If you were to determine your potential based on popular culture then what you would become could be defined by a certain salary level, or body type, or status , or mode of transportation. If you are to determine what you were born to be by popular culture you would look at family and magazines and TV shows and sales pitches for things to fulfill your destiny. The problem, you will quickly see, is that definitions set by popular culture are all unattainable and vaporize just as you reach for them.
What is attainable, what is lasting with God’s help, is that we should abide in God’s love which means we can love one another. We can replace blind ambition with personal and professional goals based on an informed conscience of God’s love within us. With God as our guide we can learn to serve with humility and defend all of His children with vigor and resilience. With God’s help we can grow to give generously, beyond what is reasonable in the eyes of others, because God gives to us far beyond any reasonable measure. By God’s plan we can reach a life lived in righteousness and holiness, not by our own actions, but by the redemption provided by Christ’s death for our sins. What you and I are born to be are God’s hands and feet on this earth. Your potential and my potential should only be based on what God has given us to do. There can be no greater calling.
I look forward to watching Joshua walk toward a career in medicine or business or wherever God leads him. I look forward to many more outings with Gunnar as he displays the skills Debbie has honed and the instincts God has given him. And when I look at the changes and challenges that face me I am reassured by knowing God knows who I am and what I will be.
I have a colleague with a coffee cup that reads “growing older is inevitable but maturing is a choice.” Perhaps I need a cup that reads “growing older is inevitable but growing to maturity in God is a choice” to remind me of what I was born to be.

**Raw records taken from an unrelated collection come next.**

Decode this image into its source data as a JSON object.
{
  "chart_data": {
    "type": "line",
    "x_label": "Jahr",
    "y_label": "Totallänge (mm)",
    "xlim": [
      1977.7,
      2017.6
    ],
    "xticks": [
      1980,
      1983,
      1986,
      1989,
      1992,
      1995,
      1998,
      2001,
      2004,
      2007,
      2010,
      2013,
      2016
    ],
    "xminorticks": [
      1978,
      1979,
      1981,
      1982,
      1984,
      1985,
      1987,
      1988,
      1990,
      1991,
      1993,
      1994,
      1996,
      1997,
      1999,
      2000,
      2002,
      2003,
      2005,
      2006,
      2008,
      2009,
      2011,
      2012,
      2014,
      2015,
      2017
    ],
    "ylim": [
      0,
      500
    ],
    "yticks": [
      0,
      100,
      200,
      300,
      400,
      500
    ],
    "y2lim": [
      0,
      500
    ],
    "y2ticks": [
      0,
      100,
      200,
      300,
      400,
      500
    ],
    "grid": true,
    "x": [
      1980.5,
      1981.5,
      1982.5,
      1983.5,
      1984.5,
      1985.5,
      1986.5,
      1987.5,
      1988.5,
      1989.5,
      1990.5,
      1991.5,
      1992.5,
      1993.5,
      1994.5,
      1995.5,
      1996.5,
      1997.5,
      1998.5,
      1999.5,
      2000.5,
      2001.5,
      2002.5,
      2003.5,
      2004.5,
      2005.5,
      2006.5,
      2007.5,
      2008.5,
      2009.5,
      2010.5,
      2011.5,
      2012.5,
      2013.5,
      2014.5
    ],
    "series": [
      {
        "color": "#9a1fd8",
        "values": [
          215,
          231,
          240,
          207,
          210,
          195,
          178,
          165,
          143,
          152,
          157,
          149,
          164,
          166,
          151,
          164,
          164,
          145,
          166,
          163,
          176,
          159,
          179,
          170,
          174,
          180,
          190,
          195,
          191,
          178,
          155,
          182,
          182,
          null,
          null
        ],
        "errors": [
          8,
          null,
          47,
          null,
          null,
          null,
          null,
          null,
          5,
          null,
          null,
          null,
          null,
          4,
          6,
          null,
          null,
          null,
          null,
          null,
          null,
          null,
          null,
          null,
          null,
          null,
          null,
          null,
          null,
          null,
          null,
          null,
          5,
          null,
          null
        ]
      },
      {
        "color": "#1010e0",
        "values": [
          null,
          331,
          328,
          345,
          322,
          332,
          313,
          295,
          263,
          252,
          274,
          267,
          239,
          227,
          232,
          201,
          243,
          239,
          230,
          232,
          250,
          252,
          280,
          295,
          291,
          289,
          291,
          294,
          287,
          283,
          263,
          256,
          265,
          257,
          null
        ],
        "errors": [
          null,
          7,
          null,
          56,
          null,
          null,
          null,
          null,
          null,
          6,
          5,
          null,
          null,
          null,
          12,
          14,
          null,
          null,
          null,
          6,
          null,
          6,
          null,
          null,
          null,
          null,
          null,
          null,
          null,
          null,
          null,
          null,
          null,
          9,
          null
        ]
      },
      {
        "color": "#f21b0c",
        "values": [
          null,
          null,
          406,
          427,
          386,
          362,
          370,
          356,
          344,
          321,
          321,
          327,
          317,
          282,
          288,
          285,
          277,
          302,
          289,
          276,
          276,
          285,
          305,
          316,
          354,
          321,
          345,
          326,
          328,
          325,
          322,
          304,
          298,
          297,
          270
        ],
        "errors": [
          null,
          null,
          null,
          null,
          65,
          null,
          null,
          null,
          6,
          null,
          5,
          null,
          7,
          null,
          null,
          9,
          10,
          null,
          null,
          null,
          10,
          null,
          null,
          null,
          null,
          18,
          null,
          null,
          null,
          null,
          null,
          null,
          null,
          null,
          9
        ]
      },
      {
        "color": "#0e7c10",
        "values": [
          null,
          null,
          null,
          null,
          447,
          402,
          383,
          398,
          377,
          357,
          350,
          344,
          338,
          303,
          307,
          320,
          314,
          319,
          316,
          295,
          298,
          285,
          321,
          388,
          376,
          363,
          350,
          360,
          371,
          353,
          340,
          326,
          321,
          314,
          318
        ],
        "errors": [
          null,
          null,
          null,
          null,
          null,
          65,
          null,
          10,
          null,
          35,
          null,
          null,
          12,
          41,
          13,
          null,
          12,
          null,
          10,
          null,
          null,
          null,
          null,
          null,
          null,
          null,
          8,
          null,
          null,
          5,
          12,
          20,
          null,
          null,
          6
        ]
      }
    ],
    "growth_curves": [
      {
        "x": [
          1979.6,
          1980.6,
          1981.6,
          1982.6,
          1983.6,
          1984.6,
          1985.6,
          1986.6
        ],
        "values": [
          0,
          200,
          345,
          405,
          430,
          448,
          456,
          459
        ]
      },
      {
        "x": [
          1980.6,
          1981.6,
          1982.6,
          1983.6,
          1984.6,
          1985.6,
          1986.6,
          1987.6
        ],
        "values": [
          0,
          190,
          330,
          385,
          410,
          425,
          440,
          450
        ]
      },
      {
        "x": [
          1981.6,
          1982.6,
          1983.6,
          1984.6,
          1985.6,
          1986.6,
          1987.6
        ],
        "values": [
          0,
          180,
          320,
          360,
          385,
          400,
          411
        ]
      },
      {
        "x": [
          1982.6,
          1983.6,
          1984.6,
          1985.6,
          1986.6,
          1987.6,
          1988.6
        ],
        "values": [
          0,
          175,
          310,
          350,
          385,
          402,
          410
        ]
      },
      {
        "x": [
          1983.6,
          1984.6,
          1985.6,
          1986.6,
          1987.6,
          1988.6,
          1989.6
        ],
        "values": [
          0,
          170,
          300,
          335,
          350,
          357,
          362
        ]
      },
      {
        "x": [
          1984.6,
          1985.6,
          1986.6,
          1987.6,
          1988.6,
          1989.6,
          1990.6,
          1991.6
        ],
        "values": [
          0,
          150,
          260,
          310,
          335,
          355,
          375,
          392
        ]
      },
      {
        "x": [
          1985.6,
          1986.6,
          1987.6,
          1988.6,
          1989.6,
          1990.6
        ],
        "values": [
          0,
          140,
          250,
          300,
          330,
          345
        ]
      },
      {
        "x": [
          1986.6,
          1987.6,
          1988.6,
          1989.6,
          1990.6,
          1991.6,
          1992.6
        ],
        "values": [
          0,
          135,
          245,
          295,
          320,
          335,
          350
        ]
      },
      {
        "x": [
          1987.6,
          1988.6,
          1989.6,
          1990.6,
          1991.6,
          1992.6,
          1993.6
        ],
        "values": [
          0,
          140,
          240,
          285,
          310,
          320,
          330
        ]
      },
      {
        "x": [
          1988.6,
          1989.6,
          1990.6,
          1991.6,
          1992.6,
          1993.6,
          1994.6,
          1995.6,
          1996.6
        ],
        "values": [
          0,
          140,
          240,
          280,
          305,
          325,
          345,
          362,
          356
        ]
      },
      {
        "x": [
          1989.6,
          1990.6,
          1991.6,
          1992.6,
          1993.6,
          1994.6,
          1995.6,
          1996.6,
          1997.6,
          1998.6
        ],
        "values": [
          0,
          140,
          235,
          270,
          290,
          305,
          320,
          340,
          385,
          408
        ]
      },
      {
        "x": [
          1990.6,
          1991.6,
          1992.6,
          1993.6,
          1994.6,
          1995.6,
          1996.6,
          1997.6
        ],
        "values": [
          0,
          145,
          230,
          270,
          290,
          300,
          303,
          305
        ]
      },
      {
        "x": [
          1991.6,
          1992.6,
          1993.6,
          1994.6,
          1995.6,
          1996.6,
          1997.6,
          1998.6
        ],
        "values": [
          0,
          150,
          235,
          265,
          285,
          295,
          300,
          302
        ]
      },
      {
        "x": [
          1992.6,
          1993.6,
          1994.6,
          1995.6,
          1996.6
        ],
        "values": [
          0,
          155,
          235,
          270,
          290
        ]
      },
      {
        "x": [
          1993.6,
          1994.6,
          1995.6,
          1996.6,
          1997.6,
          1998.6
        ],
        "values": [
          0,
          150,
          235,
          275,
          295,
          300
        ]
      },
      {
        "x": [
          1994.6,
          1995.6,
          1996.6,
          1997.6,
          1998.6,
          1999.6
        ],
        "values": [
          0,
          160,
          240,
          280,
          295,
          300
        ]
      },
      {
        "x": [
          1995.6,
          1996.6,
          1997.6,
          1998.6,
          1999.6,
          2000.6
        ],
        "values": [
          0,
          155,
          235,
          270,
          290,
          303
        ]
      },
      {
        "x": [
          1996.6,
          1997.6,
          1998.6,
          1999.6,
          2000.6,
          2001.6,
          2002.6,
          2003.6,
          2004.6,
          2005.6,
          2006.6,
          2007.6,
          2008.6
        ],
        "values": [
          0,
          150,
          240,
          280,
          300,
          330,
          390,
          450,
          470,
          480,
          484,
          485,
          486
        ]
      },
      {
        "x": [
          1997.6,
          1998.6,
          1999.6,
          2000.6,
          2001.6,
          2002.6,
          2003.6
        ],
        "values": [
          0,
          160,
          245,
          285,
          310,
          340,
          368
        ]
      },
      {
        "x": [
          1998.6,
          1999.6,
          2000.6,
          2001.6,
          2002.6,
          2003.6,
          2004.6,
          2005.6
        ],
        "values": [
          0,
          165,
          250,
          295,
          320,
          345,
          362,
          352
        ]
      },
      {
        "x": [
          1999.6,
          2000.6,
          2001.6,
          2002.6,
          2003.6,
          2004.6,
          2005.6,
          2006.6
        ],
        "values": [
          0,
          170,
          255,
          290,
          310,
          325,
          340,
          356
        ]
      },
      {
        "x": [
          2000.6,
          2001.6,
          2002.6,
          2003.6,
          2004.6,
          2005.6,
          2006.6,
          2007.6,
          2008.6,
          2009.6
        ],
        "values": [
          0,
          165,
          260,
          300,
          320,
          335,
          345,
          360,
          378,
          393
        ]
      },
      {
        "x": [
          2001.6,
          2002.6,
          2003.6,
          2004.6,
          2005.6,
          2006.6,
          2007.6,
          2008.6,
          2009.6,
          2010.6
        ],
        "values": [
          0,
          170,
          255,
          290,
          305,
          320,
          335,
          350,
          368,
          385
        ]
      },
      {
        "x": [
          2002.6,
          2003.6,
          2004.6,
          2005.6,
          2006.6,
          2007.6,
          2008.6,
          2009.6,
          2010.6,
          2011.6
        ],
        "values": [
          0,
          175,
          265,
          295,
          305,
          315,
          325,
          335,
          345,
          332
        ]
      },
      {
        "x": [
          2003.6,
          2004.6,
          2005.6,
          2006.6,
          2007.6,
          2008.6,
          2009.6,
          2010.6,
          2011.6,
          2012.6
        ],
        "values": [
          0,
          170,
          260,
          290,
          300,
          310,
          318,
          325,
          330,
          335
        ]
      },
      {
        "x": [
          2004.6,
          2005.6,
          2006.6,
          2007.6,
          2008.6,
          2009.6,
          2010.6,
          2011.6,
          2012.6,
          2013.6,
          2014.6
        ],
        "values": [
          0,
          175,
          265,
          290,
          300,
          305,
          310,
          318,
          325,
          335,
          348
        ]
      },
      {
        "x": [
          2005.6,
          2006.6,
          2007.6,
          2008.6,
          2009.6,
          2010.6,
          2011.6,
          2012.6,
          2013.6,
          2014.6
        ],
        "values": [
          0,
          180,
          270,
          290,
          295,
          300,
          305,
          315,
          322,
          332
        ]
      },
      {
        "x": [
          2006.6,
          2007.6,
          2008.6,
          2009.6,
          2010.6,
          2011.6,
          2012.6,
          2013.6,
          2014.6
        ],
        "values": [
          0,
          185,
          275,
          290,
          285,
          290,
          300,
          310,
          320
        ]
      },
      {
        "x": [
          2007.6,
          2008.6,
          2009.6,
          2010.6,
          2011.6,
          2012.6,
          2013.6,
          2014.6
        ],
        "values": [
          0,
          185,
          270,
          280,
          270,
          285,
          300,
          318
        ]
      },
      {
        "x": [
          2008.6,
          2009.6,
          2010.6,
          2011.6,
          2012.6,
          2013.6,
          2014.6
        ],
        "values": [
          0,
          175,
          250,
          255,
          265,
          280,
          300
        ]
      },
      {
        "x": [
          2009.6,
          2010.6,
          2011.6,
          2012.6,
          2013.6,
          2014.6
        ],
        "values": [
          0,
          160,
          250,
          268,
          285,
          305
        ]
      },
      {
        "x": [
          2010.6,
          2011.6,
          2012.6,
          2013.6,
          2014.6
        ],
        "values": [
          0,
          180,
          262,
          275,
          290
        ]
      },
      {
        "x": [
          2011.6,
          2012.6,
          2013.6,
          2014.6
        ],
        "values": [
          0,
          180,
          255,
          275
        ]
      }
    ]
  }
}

Now, if you will excuse me I need to look up some pheasant recipes.
In Christ,
Phil
Michael PetersonAugust 22, 2020 10:07 am
One of the ideas in the first paragraph is that we are born in a certain way (eg, we might be born as a little boy, or, alternatively, a hunting dog). The manner of being into which we are born affects what we could and should do. For example, Joshua can become a doctor (and find great meaning in the process), but it is unlikely that Gunnar the Dog would have much inclination to practice medicine.
This idea resonates with me fairly strongly. In fact, it is one of my favorite ethical ideas! As far as I can tell, it is at the root of Aristotle’s ethical argument, and can be summed up in the Latin phrase “Agere sequitur esse”–“Action follows being”. The way a thing is determines how that thing can (and should) act.
This ethical argument is precisely what interests me about psychology. The world is a place of action. We must act. It is preferable if we act well. So, what should we do? It seems to me that if we want to know how a human being should act, then we might do well to diligently study what a human being is. Of course, the human being can be studied at numerous levels of analysis– the physical, chemical, biological, sociological…and also psychological. And the psychological is particularly relevant because our soul, our psyche, is what differentiates us humans from everything else in the world. The psyche is the specific difference that differentiates our species form any other species of animal.
I’m also going to say that I am delighted to hear a college professor talking about God, because in my experience, that is a relatively uncommon phenomenon these days.